Elena Kagan, newly nominated by President Obama for the Supreme Court, will surely be peppered with questions by the Senate Judiciary Committee.
Something tells me, though, that at no point will Kagan be asked the most critical question.
As the Times reports this morning:
The young Ms. Kagan was independent and strong-willed. Mr. [Bill] Lubic [her father’s law partner of 20 years] recalls her bat mitzvah — or bas mitzvah, as it was then called — in a conservative synagogue, where Elena clashed with the rabbi over some aspect of the ceremony.
“She had strong opinions about what a bas mitzvah should be like, which didn’t parallel the wishes of the rabbi,” he said. “But they finally worked it out.
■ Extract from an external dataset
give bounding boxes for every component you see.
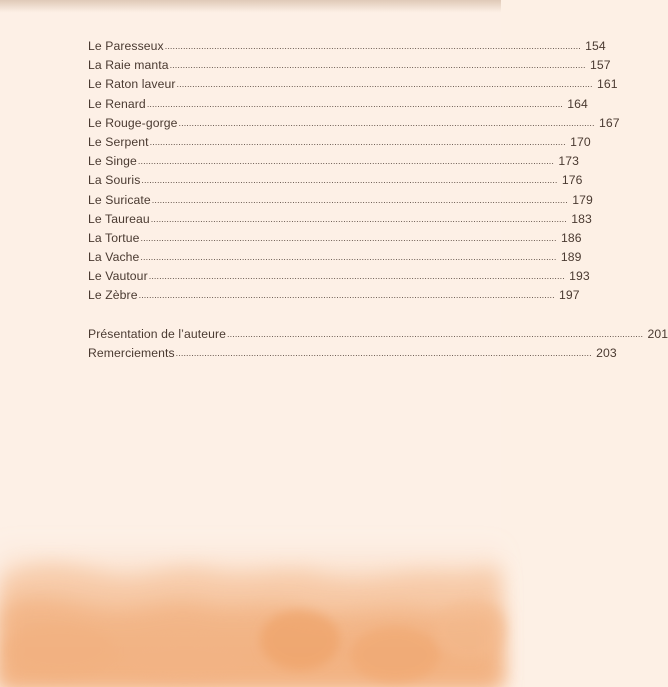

She negotiated with the rabbi and came to a conclusion that satisfied everybody.”
I know that Supreme Court nominees are famously tight-lipped. But Americans — and most especially Jewish Americans — must know. Solicitor General Kagan: What battle did you wage with your rabbi at your bat mitzvah?
Did it have to do with Jewish gender roles? A disagreement about the interpretation of the HafTorah? A question about who could sit with the bat mitzvah girl on the bimah?
Let others debate whether Kagan is an activist judge (though it would hard to be more activist than Scalia, Roberts, et. al), or whether she is too progressive (her senior thesis at Princeton was about Socialism in New York City! She clerked for Thurgood Marshall!) … we need to know, Ms. Kagan: what prompted you, as a 13-year-old girl, to take on your rabbi, and how did you get him to cave?
I’ve got a hunch that this liberal Jewish woman — who has taken great pains in her career to reach out to conservatives, including Scalia — is exactly what’s needed on the increasingly conservative Roberts court.